6. Know your pet’s potty routines and signals. Away from home can impact potty routines. Keeping feeding schedules and the pet’s food consistent with home goes a long way toward predictability. Even so, you need to be flexible. Take the opportunity to offer water at every potty stop to keep your dog properly hydrated, and take advantage of places like rest areas and gas stations to let the dog potty. Plastic bags for poop disposal come on easy to dispense rolls and should be tucked into your purse or in a leash attachment.
7. Take advantage of the attention your dog will get from other dog lovers. Daisy never fails to make new friends wherever we are. Lots of folks mistake her for a puppy because of her size. Many want to hold her and have a photo op. We’ve decided to take advantage of this natural icebreaker and have had lots of wonderful encounters with other travelers.
8. General health issues. Daisy is vision- and hearing-impaired, but otherwise her health is generally good. Her vaccinations are up to date and a PDF copy of her immunization record is on my computer in case of emergency needs. I have generally noticed a vet clinic wherever we have stayed for the night. Smartphones will locate the nearest clinic in case you need one, too. But the best policy we’ve used is to refrain from activities or anticipate situations where you can make good decisions with the dog’s safety in mind. That means no hiking over rough terrain, judicious oversight in high altitude pull-outs, etc. We look after the dog as we would a small child.
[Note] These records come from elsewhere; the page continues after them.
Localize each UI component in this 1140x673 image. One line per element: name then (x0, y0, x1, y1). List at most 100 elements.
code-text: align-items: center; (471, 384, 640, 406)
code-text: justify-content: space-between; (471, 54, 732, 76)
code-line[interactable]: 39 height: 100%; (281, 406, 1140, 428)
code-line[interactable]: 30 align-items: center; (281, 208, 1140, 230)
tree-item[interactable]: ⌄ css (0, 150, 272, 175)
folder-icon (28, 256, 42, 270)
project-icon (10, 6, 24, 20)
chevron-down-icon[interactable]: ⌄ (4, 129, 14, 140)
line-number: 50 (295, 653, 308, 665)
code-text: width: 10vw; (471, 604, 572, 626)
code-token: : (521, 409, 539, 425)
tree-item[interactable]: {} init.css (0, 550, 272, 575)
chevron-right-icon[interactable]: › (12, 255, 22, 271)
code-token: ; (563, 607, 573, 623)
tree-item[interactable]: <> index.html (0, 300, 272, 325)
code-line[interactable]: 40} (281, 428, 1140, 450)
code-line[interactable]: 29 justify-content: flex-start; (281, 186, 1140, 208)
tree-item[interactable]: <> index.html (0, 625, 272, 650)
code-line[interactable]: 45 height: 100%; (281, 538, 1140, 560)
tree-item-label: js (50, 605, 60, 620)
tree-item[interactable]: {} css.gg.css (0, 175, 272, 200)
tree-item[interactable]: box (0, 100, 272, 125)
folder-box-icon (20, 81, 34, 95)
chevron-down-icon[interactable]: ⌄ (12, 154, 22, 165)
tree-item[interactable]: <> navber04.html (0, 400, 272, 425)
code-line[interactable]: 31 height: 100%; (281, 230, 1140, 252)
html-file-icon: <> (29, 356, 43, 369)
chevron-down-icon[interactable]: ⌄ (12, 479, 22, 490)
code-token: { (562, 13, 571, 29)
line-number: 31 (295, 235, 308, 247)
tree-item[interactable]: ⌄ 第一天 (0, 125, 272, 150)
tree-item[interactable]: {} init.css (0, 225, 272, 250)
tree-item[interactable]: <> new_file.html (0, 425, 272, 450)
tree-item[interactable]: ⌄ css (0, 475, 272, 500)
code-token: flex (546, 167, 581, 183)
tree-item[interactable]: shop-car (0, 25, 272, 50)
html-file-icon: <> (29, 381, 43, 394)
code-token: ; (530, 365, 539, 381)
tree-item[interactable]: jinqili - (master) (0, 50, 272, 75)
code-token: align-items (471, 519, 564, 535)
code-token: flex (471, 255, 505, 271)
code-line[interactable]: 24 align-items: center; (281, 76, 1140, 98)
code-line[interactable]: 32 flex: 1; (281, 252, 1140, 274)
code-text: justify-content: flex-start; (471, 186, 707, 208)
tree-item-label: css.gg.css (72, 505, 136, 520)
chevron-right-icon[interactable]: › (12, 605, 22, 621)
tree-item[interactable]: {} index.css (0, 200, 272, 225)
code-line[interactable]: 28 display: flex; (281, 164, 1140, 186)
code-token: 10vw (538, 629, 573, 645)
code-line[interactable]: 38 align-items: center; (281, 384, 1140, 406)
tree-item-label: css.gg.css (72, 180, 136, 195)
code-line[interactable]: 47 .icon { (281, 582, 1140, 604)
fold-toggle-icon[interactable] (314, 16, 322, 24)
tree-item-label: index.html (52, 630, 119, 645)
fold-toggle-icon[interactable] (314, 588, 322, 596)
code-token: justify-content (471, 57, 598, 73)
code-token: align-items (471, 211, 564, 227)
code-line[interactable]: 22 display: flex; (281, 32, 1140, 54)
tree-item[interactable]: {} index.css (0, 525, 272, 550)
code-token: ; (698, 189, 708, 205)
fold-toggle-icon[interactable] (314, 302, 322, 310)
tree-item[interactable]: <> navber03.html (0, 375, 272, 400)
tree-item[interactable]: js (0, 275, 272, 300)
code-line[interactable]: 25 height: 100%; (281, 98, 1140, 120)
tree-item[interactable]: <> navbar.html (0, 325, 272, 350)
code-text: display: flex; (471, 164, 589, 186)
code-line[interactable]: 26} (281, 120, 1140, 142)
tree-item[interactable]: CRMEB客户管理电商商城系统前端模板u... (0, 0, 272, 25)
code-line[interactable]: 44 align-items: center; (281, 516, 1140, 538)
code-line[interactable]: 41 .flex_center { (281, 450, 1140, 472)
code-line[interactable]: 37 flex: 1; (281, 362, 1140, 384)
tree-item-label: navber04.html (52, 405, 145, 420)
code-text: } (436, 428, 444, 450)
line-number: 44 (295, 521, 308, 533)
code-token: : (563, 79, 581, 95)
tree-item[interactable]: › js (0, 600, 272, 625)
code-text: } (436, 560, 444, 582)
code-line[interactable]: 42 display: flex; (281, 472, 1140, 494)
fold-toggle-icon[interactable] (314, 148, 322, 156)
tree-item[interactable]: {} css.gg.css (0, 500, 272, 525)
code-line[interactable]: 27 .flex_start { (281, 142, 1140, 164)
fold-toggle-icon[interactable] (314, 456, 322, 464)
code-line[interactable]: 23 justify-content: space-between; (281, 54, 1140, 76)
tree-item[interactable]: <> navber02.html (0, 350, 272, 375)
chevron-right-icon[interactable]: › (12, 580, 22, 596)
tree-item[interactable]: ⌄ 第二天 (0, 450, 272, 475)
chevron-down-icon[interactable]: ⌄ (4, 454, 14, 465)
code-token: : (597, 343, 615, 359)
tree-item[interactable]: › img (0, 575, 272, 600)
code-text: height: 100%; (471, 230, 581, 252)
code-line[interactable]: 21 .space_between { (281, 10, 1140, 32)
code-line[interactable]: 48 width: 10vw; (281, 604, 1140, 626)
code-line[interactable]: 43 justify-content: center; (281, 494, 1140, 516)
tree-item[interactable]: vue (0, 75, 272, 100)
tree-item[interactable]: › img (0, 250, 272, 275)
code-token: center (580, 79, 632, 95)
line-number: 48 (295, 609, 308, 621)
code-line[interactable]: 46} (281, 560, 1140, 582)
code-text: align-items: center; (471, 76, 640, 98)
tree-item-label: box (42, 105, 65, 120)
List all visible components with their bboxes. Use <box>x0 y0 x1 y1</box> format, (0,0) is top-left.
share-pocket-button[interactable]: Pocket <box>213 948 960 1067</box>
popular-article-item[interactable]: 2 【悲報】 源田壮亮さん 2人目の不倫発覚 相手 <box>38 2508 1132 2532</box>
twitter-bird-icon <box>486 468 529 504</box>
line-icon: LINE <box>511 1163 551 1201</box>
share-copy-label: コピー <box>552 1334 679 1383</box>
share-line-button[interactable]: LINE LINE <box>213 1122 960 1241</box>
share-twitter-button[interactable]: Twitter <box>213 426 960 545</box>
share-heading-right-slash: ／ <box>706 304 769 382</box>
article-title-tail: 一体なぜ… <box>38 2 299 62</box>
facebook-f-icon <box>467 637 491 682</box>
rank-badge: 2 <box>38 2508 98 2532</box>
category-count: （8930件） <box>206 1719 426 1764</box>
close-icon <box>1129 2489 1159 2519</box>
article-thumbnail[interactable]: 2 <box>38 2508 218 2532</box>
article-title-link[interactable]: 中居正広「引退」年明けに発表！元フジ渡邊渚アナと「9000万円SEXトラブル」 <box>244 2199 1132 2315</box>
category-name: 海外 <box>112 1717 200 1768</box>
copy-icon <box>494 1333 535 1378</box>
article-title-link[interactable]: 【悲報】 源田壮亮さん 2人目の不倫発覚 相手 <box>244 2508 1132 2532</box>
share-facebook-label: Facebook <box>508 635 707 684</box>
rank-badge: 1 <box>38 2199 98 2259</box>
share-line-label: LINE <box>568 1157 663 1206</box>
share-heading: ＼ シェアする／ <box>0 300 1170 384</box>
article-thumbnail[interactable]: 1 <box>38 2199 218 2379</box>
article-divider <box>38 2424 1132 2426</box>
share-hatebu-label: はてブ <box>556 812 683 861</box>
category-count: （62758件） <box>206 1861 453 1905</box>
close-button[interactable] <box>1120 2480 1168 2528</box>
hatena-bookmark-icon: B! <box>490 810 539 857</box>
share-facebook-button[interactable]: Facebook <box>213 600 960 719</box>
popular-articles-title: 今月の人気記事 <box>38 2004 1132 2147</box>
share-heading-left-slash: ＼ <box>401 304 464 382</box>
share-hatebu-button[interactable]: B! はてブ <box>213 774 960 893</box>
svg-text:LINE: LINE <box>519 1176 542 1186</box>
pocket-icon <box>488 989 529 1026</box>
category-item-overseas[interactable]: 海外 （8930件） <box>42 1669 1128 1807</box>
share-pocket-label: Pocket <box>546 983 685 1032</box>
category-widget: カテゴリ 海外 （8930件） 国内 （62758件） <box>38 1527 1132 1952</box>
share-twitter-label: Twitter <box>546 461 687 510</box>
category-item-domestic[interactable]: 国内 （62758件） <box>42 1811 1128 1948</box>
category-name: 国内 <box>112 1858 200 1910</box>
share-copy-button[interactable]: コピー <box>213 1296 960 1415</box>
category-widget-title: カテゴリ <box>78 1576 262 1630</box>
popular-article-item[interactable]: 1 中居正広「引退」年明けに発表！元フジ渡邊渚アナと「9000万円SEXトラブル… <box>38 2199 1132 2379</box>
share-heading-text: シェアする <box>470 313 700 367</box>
There is no better companion on the road than a canine friend who has been part of your life for so long. Using these simple parameters has been easy to make Little Daisy’s experience traveling with us positive and happy. It’s exactly where we all want her to be for as long as she can.
Feel free to share any other tips you find helpful in traveling with pets (elderly or not)! Thanks, as always, for sharing the journey.